Convém ressaltar, a princípio, que, o aumento da expectativa de vida não significa, necessariamente, desenvolvimento, haja vista que muitos idosos não possuem autonomia em suas funções básicas. O poema “Retrato”, de Cecília Meireles, retrata o envelhecer de forma pejorativa, vinculado a um viés do preconceito sofrido por muitos idosos, uma vez que, são estereotipados como inválidos e sem valor. Com efeito, esse grupo social é discriminado pelos setores econômicos, e, por conseguinte, marginalizado por uma sociedade orientada pelo lucro, os quais desconsideram os anos de contribuição efetiva desses idosos.
Outrossim, cabe salientar o elevado gasto do governo, com saúde pública, devido a saúde frágil dos idosos e a incessante busca por tais serviços, devido as condições impostas pela idade. De acordo com o Estudo Longitudinal da Saúde dos Idosos Brasileiros, 75,3% dos idosos dependem exclusivamente dos serviços prestados no Sistema Único de Saúde, fato importante para uma nação, haja vista, que a procura por esses serviços propende a aumentar a cada ano. Dessa ótica, o país se torna dependente de outros estímulos de crescimento, sobretudo, do aumento da produtividade do trabalhador.

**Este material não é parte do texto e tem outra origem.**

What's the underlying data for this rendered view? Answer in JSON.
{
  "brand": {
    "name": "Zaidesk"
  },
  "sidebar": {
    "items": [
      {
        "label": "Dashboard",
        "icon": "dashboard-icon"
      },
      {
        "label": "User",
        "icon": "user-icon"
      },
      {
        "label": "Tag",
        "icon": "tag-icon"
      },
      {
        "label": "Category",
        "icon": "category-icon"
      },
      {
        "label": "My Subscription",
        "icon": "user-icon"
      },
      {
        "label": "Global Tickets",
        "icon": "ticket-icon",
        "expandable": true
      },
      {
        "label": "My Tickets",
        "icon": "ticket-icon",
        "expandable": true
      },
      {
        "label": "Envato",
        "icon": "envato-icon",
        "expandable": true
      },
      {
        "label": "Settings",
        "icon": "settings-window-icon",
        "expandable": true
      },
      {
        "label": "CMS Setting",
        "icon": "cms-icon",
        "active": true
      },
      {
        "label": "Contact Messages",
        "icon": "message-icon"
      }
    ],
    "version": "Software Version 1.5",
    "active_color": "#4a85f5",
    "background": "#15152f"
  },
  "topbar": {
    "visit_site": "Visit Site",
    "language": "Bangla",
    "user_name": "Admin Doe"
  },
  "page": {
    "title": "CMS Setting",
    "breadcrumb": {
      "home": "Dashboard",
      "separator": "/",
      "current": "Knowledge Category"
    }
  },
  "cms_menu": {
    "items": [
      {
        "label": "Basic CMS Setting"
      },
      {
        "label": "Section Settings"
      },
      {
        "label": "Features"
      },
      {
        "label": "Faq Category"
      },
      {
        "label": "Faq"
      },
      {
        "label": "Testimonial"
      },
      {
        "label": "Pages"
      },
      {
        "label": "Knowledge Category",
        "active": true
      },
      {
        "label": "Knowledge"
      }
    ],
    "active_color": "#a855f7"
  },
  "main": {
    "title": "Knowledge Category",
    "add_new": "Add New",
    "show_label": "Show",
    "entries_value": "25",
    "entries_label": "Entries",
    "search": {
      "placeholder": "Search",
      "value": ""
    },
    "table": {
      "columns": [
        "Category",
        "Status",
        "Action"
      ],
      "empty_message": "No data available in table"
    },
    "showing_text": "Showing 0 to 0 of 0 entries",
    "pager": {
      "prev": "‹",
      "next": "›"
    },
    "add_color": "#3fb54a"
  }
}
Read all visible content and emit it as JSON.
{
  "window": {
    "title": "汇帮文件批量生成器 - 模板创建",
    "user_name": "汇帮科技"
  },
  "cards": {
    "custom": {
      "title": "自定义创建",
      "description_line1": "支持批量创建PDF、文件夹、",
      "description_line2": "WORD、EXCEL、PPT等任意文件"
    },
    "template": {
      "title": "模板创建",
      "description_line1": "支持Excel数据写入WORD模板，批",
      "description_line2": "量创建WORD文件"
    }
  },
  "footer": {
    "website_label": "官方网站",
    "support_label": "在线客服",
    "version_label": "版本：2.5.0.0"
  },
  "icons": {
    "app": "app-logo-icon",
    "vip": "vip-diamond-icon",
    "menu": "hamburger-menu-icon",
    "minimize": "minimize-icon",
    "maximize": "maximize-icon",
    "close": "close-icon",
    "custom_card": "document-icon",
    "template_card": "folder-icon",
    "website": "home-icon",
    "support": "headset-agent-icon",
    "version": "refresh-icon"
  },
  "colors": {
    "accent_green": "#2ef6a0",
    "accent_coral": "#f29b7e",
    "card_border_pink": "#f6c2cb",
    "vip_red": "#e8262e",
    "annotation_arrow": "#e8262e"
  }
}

Destarte, medidas são necessárias para alterar esse cenário. Para tal, urge que o Estado, como figura de interventor, elabore programas inclusivos para a terceira idade, por meio de oficinas culturais abertas, incentivando a participação dessa minoria no âmbito social, de modo a mitigar o quadro de marginalização. Ademais, cabe a Escola, enquanto instituição formadora de valores, criar um projeto de valorização e proteção da velhice, com seminários, coordenados pelos próprios idosos da comunidade, nos quais poderão trabalhar, de forma inclusiva e interessante, temas como discriminação e exclusão, a fim de que o contexto de estereotipação dos mais velhos seja vencido.